Let’s launch everything.
docker compose up
If the gateway is already running, you can update the configuration by restarting the container.

Structured Inference

Let’s update our original Python script to leverage our schema. Instead of sending the entire prompt in our inference request, now we only need to provide an object with the variables we need.
from tensorzero import TensorZeroGateway


def generate_haiku(topic):
    with TensorZeroGateway.build_http(gateway_url="http://localhost:3000") as client:
        return client.inference(
            function_name="generate_haiku_with_topic",
            input={
                "messages": [
                    {
                        "role": "user",
                        "content": [{"type": "text", "arguments": {"topic": topic}}],
                    }
                ],
            },
        )


print(generate_haiku("artificial intelligence"))

Sample Output

Like in the Quickstart, the gateway will store inference data in our database.
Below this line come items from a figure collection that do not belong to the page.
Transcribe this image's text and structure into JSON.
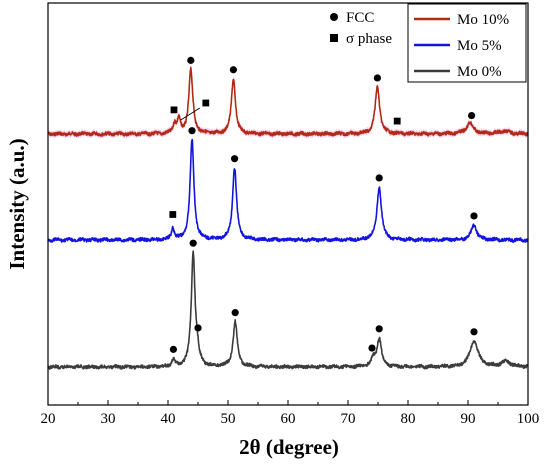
{
  "chart_data": {
    "type": "line",
    "title": "",
    "xlabel": "2θ (degree)",
    "ylabel": "Intensity (a.u.)",
    "xlim": [
      20,
      100
    ],
    "x_ticks": [
      20,
      30,
      40,
      50,
      60,
      70,
      80,
      90,
      100
    ],
    "y_ticks_labeled": false,
    "grid": false,
    "legend": {
      "position": "top-right",
      "entries": [
        "Mo 10%",
        "Mo 5%",
        "Mo 0%"
      ]
    },
    "marker_legend": [
      {
        "symbol": "circle",
        "label": "FCC"
      },
      {
        "symbol": "square",
        "label": "σ phase"
      }
    ],
    "colors": {
      "Mo 10%": "#b22a14",
      "Mo 5%": "#1414e0",
      "Mo 0%": "#3c3c3c",
      "highlight": "#f6c6ec"
    },
    "series": [
      {
        "name": "Mo 10%",
        "peaks": [
          {
            "x": 41.1,
            "h": 0.1,
            "w": 0.3
          },
          {
            "x": 41.8,
            "h": 0.14,
            "w": 0.3
          },
          {
            "x": 43.8,
            "h": 0.64,
            "w": 0.4
          },
          {
            "x": 50.9,
            "h": 0.55,
            "w": 0.4
          },
          {
            "x": 74.9,
            "h": 0.47,
            "w": 0.45
          },
          {
            "x": 90.3,
            "h": 0.11,
            "w": 0.7
          },
          {
            "x": 96.0,
            "h": 0.03,
            "w": 1.0
          }
        ],
        "fcc_markers": [
          43.8,
          50.9,
          74.9,
          90.6
        ],
        "sigma_markers": [
          41.0,
          46.3,
          78.2
        ]
      },
      {
        "name": "Mo 5%",
        "peaks": [
          {
            "x": 40.8,
            "h": 0.12,
            "w": 0.28
          },
          {
            "x": 44.0,
            "h": 1.0,
            "w": 0.38
          },
          {
            "x": 51.1,
            "h": 0.72,
            "w": 0.4
          },
          {
            "x": 75.2,
            "h": 0.53,
            "w": 0.45
          },
          {
            "x": 91.0,
            "h": 0.15,
            "w": 0.55
          }
        ],
        "fcc_markers": [
          44.0,
          51.1,
          75.2,
          91.0
        ],
        "sigma_markers": [
          40.8
        ]
      },
      {
        "name": "Mo 0%",
        "peaks": [
          {
            "x": 40.9,
            "h": 0.07,
            "w": 0.3
          },
          {
            "x": 44.2,
            "h": 1.13,
            "w": 0.38
          },
          {
            "x": 44.9,
            "h": 0.1,
            "w": 0.3
          },
          {
            "x": 51.2,
            "h": 0.45,
            "w": 0.42
          },
          {
            "x": 74.2,
            "h": 0.08,
            "w": 0.4
          },
          {
            "x": 75.2,
            "h": 0.28,
            "w": 0.45
          },
          {
            "x": 91.0,
            "h": 0.26,
            "w": 0.8
          },
          {
            "x": 96.3,
            "h": 0.05,
            "w": 1.0
          }
        ],
        "fcc_markers": [
          44.2,
          51.2,
          75.2,
          91.0,
          40.9,
          45.0,
          74.0
        ],
        "sigma_markers": []
      }
    ]
  }
}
But this time, the input field will be structured according to our schema. Let’s check our database.
curl "http://localhost:8123/" \
  -d "SELECT * FROM tensorzero.ChatInference
      WHERE function_name = 'generate_haiku_with_topic'
      ORDER BY timestamp DESC
      LIMIT 1
      FORMAT Vertical"

Sample Output

Conclusion & Next Steps

Now we can manage our prompts as configuration files, and get structured inference data from the gateway! As discussed, it’s helpful to manage prompts in a centralized way. With TensorZero’s approach, these prompts still live in your repository, which simplifies versioning, access control, GitOps, and more. This setup also let us easily benefit from more advanced features like A/B testing different prompts or fine-tuning a model.